Handlock also was hurt by the nerf since it lost its 3 card mega burst. But Handlock as well is not built on the finisher, and its strength lies in its hero power which gives it incredible card advantage. Handlock has continued to be a dominant threat post nerf even without the burst finish so the Leeroy nerf wasn’t really justified if its intention was to make Handlock less potent.

Leeroy by itself has little strength… it’s the card draw engines available to the best classes that make it so lethal

Hunter has always used Leeroy as additional aggression rather than a key combo piece. In its absence, Hunter has simply phased it out, kept it in sometimes or just used Arcane Golem as charge damage. Leeroy doesn’t really affect how hunter play.
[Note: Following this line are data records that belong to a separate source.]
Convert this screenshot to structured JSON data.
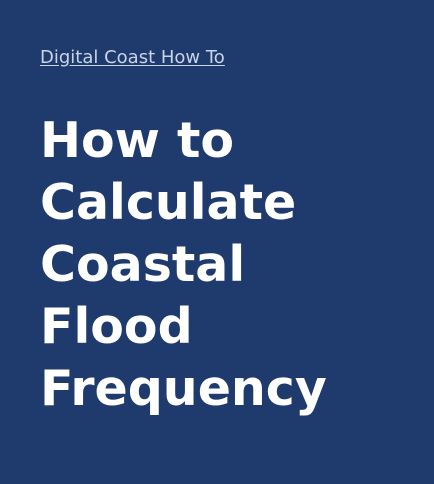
{
  "breadcrumb": {
    "label": "Digital Coast How To"
  },
  "title": {
    "lines": [
      "How to",
      "Calculate",
      "Coastal",
      "Flood",
      "Frequency"
    ]
  },
  "colors": {
    "background": "#1f3a6d",
    "link": "#c9d4e6",
    "title": "#ffffff"
  }
}
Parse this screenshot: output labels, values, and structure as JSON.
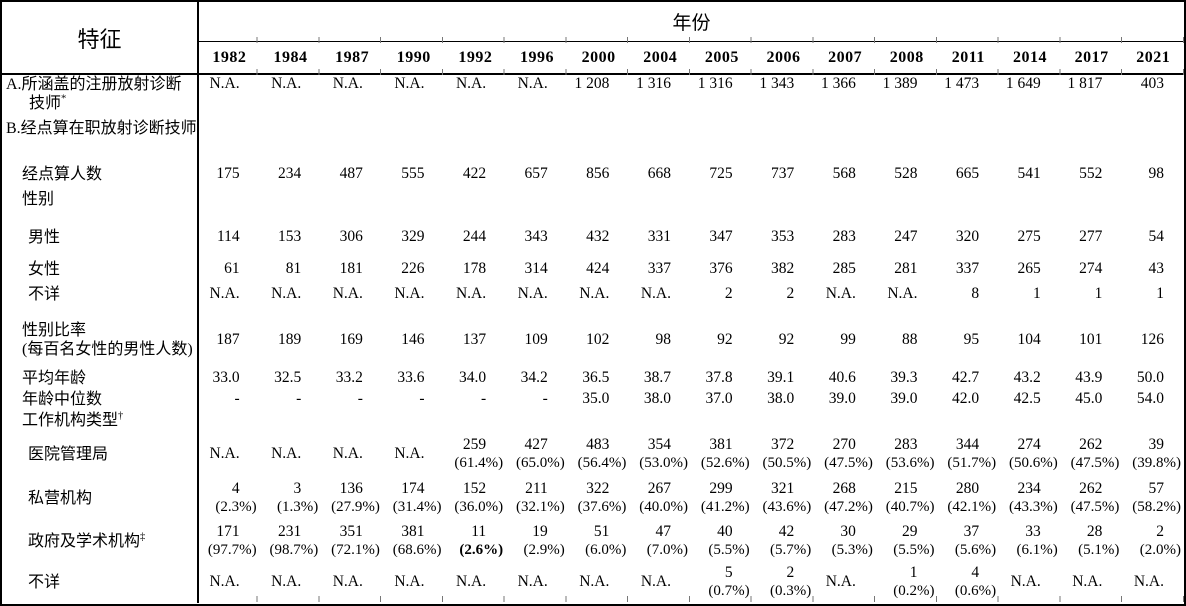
{
  "header": {
    "characteristic": "特征",
    "year_group": "年份",
    "years": [
      "1982",
      "1984",
      "1987",
      "1990",
      "1992",
      "1996",
      "2000",
      "2004",
      "2005",
      "2006",
      "2007",
      "2008",
      "2011",
      "2014",
      "2017",
      "2021"
    ]
  },
  "rows": [
    {
      "id": "registered",
      "label": "A.所涵盖的注册放射诊断技师",
      "sup": "*",
      "indent": 0,
      "values": [
        "N.A.",
        "N.A.",
        "N.A.",
        "N.A.",
        "N.A.",
        "N.A.",
        "1 208",
        "1 316",
        "1 316",
        "1 343",
        "1 366",
        "1 389",
        "1 473",
        "1 649",
        "1 817",
        "403"
      ]
    },
    {
      "id": "enumerated",
      "label": "B.经点算在职放射诊断技师",
      "sup": "",
      "indent": 0,
      "values": []
    },
    {
      "id": "count",
      "label": "经点算人数",
      "sup": "",
      "indent": 1,
      "values": [
        "175",
        "234",
        "487",
        "555",
        "422",
        "657",
        "856",
        "668",
        "725",
        "737",
        "568",
        "528",
        "665",
        "541",
        "552",
        "98"
      ]
    },
    {
      "id": "sex",
      "label": "性别",
      "sup": "",
      "indent": 1,
      "values": []
    },
    {
      "id": "male",
      "label": "男性",
      "sup": "",
      "indent": 2,
      "values": [
        "114",
        "153",
        "306",
        "329",
        "244",
        "343",
        "432",
        "331",
        "347",
        "353",
        "283",
        "247",
        "320",
        "275",
        "277",
        "54"
      ]
    },
    {
      "id": "female",
      "label": "女性",
      "sup": "",
      "indent": 2,
      "values": [
        "61",
        "81",
        "181",
        "226",
        "178",
        "314",
        "424",
        "337",
        "376",
        "382",
        "285",
        "281",
        "337",
        "265",
        "274",
        "43"
      ]
    },
    {
      "id": "sex-unknown",
      "label": "不详",
      "sup": "",
      "indent": 2,
      "values": [
        "N.A.",
        "N.A.",
        "N.A.",
        "N.A.",
        "N.A.",
        "N.A.",
        "N.A.",
        "N.A.",
        "2",
        "2",
        "N.A.",
        "N.A.",
        "8",
        "1",
        "1",
        "1"
      ]
    },
    {
      "id": "sex-ratio",
      "label": "性别比率",
      "label2": "(每百名女性的男性人数)",
      "sup": "",
      "indent": 1,
      "values": [
        "187",
        "189",
        "169",
        "146",
        "137",
        "109",
        "102",
        "98",
        "92",
        "92",
        "99",
        "88",
        "95",
        "104",
        "101",
        "126"
      ]
    },
    {
      "id": "mean-age",
      "label": "平均年龄",
      "sup": "",
      "indent": 1,
      "values": [
        "33.0",
        "32.5",
        "33.2",
        "33.6",
        "34.0",
        "34.2",
        "36.5",
        "38.7",
        "37.8",
        "39.1",
        "40.6",
        "39.3",
        "42.7",
        "43.2",
        "43.9",
        "50.0"
      ]
    },
    {
      "id": "median-age",
      "label": "年龄中位数",
      "sup": "",
      "indent": 1,
      "values": [
        "-",
        "-",
        "-",
        "-",
        "-",
        "-",
        "35.0",
        "38.0",
        "37.0",
        "38.0",
        "39.0",
        "39.0",
        "42.0",
        "42.5",
        "45.0",
        "54.0"
      ]
    },
    {
      "id": "org-type",
      "label": "工作机构类型",
      "sup": "†",
      "indent": 1,
      "values": []
    },
    {
      "id": "hospital-authority",
      "label": "医院管理局",
      "sup": "",
      "indent": 2,
      "values": [
        "N.A.",
        "N.A.",
        "N.A.",
        "N.A.",
        "259",
        "427",
        "483",
        "354",
        "381",
        "372",
        "270",
        "283",
        "344",
        "274",
        "262",
        "39"
      ],
      "pcts": [
        "",
        "",
        "",
        "",
        "(61.4%)",
        "(65.0%)",
        "(56.4%)",
        "(53.0%)",
        "(52.6%)",
        "(50.5%)",
        "(47.5%)",
        "(53.6%)",
        "(51.7%)",
        "(50.6%)",
        "(47.5%)",
        "(39.8%)"
      ]
    },
    {
      "id": "private",
      "label": "私营机构",
      "sup": "",
      "indent": 2,
      "values": [
        "4",
        "3",
        "136",
        "174",
        "152",
        "211",
        "322",
        "267",
        "299",
        "321",
        "268",
        "215",
        "280",
        "234",
        "262",
        "57"
      ],
      "pcts": [
        "(2.3%)",
        "(1.3%)",
        "(27.9%)",
        "(31.4%)",
        "(36.0%)",
        "(32.1%)",
        "(37.6%)",
        "(40.0%)",
        "(41.2%)",
        "(43.6%)",
        "(47.2%)",
        "(40.7%)",
        "(42.1%)",
        "(43.3%)",
        "(47.5%)",
        "(58.2%)"
      ]
    },
    {
      "id": "govt-academic",
      "label": "政府及学术机构",
      "sup": "‡",
      "indent": 2,
      "values": [
        "171",
        "231",
        "351",
        "381",
        "11",
        "19",
        "51",
        "47",
        "40",
        "42",
        "30",
        "29",
        "37",
        "33",
        "28",
        "2"
      ],
      "pcts": [
        "(97.7%)",
        "(98.7%)",
        "(72.1%)",
        "(68.6%)",
        "(2.6%)",
        "(2.9%)",
        "(6.0%)",
        "(7.0%)",
        "(5.5%)",
        "(5.7%)",
        "(5.3%)",
        "(5.5%)",
        "(5.6%)",
        "(6.1%)",
        "(5.1%)",
        "(2.0%)"
      ],
      "bold_pct_cols": [
        4
      ]
    },
    {
      "id": "org-unknown",
      "label": "不详",
      "sup": "",
      "indent": 2,
      "values": [
        "N.A.",
        "N.A.",
        "N.A.",
        "N.A.",
        "N.A.",
        "N.A.",
        "N.A.",
        "N.A.",
        "5",
        "2",
        "N.A.",
        "1",
        "4",
        "N.A.",
        "N.A.",
        "N.A."
      ],
      "pcts": [
        "",
        "",
        "",
        "",
        "",
        "",
        "",
        "",
        "(0.7%)",
        "(0.3%)",
        "",
        "(0.2%)",
        "(0.6%)",
        "",
        "",
        ""
      ]
    }
  ]
}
So if nerfing Leeroy doesn’t really hurt these three dominant decks and the way they play, why was he nerfed?

Clearly Blizzard must’ve felt he unbalanced the game somewhat. Their reasoning was that Leeroy makes the game uninteractive by making some decks focused more on big finishing combos rather than board control. The problem is, nerfing Leeroy seems to be in accordance with gamers’ sentiment that he can be unfair rather than an objective look at how much power he offers. Previous Blizzard nerfs have targeted cards which offer too much value and thus made the card itself unbalanced such as Tinkmaster Overspark or Novice Engineer, but in a vacuum, Leeroy at 4 mana is a balanced card and instead of trying to nerf him to reduce the combo decks, they should instead target the card draw mechanics that enable them.

tinkmaster-overspark
Previous nerfs such as the one to Tinkmaster Overspark was more well deserved because the card offered too much value for its cost.

Leeroy by itself has little strength, but it’s the card draw engines available to the best classes that give it the possibility of assembling the exact three or four card combo that can deal massive lethal damage. Leeroy in Shaman post-nerf actually still has incredible burst potential, but because Shaman doesn’t have the card draw engines of the aforementioned decks (hunter pre Buzzard nerf) it doesn’t see much play.

That’s the crucial element here. Leeroy was nerfed because these big combo decks could use him to deal a huge amount of damage. But the problem with these uninteractive combo decks that Blizzard is trying to remove is the card draw engine, not the finish. Leeroy has been made a scapegoat and should not have been nerfed because Miracle Rogue took the fun out of fighting for the board. He was just the best finisher available and now those decks get a small setback and Leeroy becomes worse not because the card itself was overpowered but because the decks that used him can setup combos too reliably. The problem with those decks persists, and that’s where Blizzard should be turning their attention if they want to really deal with non-interactive decks.